W.I.L.D. 08 June 2018
Women in Leadership & Design Lounge
8:30 am - 5:00 pm

Pier 27

The Embarcadero

San Francisco

Event is over
schedule
8:30 am
Coffee
10:00 am
Fireside Chat with Alessandra Wood
3:00 pm
Fireside chat with Chloe Bensahel
3:30 pm
Happy Hour
5:00 pm
Happy Hour Concludes // Lounge Closes

Join WILD at the San Francisco Design Week Hub at Pier 27 and meet throughout the day on June 8th from 8:30 am to 5 pm with other women in the design community. Join us in the morning for coffee from Wrecking Ball Coffee Roasters, a fireside chat with Alessandra Wood, Director of Style at Modsy, and San Francisco Design Week artist, Chloe Bensahel. The day will conclude with a happy hour featuring wine from Nasty Women Wines.

About WILD

AIGA SF’s Women in Leadership and Design (WILD) initiative aims for gender parity in design. The purpose of WILD Programming, meetups and workshops is to empower women and genderqueer persons at every stage on their path to leadership.

We welcome all design and creative disciplines or those who work with creatives or on design teams.

Everyone is welcome to attend WILD events, however, please take measure of your own privilege and give space to those from traditionally marginalized populations.

Schedule

The WILD Lounge will be open on June 8th from 8:30 am until 5 pm 8:30 – 10:00 am: Coffee 10:00 – 10:30 am: Fireside Chat with Alessandra Wood 3:00 – 3:30 pm Fireside chat with Chloe Bensahel 3:30 – 5 pm: Happy Hour

One ticket allows admittance to the lounge throughout the day on June 8th from 8:30 am to 5 pm, and you are welcome to come and go as you please. The price of the ticket covers the cost of beverages and allows us to cover the cost of the venue and furniture rental.

Interested in spending the day at the lounge but worried about last-minute meetings or deadlines? The WILD Lounge is equipped with WiFi and the Design Hub will have multiple Zenbooths throughout the Pier. Dovetail X will also be hosting a mini co-working space where you can reserve a desk slot in advance (for free)!

It is our goal to make programming accessible to everyone. If you are unable to afford the price of a ticket, please email harper@sfdesignweek.org with the subject line “WILD Lounge Ticket.” Include in your email a brief note about why you qualify, and what you can afford to pay. We have a limited number of full scholarships available.

speakers
Alessandra Wood, Director of Style, Modsy
Alessandra Wood has always been driven by the incredible possibilities of fusing design and technology. Joining in 2015 as its first employee, Alessandra is the Director of Style at Modsy where she is responsible for helping to bring the intersection of interior design and 3D technology to life. Prior to Modsy, she worked at two other interior design disruptors, including Y Combinator company Tastemaker. With a PhD in Design History and an M.A. in the History of Decorative Arts and Design, she has intense academic training in the style, production, and consumption of furniture and interiors—a bona fide design expert, trained by world class curators and historians.

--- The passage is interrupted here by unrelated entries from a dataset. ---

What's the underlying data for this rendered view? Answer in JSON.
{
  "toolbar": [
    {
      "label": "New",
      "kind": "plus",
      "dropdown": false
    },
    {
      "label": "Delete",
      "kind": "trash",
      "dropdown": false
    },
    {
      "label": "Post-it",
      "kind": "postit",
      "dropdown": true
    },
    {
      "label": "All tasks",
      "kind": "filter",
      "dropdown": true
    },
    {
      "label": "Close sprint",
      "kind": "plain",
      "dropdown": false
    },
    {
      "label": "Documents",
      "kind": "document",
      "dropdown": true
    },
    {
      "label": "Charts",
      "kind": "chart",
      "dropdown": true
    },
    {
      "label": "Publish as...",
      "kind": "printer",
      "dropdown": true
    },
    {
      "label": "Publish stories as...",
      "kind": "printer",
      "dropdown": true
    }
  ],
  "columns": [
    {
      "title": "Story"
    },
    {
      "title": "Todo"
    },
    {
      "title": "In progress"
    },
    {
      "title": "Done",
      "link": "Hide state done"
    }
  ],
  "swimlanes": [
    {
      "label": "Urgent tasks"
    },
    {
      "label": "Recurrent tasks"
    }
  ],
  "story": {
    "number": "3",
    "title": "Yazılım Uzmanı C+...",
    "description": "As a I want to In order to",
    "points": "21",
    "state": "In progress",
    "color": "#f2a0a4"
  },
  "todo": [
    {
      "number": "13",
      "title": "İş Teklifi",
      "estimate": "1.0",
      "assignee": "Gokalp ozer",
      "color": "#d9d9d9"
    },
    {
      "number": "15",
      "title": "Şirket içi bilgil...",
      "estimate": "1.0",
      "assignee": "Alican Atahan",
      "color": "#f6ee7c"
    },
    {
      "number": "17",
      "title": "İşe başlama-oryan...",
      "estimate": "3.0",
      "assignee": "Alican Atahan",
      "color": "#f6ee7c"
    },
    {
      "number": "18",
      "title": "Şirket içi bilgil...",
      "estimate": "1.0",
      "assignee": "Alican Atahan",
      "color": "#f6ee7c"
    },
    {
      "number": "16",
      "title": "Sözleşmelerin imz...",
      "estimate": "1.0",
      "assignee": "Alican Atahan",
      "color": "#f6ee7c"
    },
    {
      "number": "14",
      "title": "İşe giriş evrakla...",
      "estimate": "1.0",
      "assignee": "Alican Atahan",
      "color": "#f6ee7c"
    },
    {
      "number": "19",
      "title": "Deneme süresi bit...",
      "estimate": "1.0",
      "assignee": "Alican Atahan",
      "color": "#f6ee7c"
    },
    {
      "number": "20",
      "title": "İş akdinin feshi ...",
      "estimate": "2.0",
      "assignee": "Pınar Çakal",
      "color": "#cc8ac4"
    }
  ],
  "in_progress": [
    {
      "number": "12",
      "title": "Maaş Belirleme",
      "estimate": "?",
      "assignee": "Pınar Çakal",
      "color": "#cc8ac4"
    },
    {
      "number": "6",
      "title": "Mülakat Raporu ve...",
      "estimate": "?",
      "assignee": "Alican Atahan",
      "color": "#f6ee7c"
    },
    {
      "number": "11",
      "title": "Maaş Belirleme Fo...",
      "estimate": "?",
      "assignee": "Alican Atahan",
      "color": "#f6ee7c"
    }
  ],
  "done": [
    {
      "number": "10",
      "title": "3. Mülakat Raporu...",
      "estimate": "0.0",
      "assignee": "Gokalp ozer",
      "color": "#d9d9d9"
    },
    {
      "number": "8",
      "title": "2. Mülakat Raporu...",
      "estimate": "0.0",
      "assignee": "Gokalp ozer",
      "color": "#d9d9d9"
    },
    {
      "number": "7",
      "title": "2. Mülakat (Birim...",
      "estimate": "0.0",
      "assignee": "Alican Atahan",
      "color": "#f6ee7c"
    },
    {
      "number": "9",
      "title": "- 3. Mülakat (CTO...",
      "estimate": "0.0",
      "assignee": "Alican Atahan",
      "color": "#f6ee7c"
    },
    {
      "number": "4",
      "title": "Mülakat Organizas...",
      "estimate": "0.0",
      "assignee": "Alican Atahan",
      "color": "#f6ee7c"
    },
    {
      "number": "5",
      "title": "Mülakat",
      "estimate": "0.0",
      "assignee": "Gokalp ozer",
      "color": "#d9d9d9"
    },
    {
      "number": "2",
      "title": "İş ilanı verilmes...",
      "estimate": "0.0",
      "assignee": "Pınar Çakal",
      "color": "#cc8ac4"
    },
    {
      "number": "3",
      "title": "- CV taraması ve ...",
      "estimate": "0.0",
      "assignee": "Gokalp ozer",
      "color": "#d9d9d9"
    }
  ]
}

At Modsy, she is obsessed with applying that knowledge to understand what makes products beautiful/useful/successful and what inspires people to love and purchase those products. In addition to her work at Modsy, Alessandra is a firm believer in the importance of learning and is a professor of design history and theory at the University of San Francisco.
Chloe Bensahel, Artist
Chloe Bensahel blends traditional craft and multimedia to create large-scale installations highlighting immigrant narratives from past and present. Born into a Jewish-Moroccan family in France and later a French immigrant in the U.S., Bensahel’s work is inseparable from her own cultural narrative. Impacted by her own experience of being culturally mixed, Bensahel observes the historical and contextual stories linked to materials, and builds them into layers of meaning, with every stitch and thread acting as text. Trained in textiles at Parsons the New School for Design, Bensahel has also worked for artists Sheila Hicks and Jun Tomita, and was recently awarded a residency at the Australian Tapestry Workshop in Melbourne. In this fireside chat, Chloe will discuss the role of origin stories both historically and in contemporary society, with examples of instances where origin stories have paved the way for change. Women have often been the gatekeepers of family narratives in various traditions, from the sewing circle to initiation ceremonies. Today, however, the way we understand ourselves and others has morphed into an act of design, in collaboration with the communities we choose and the new homes we create for ourselves. As more women move out of the home and into the workplace, a new and decentralized approach to origin stories is at play in an era marked by migration and information.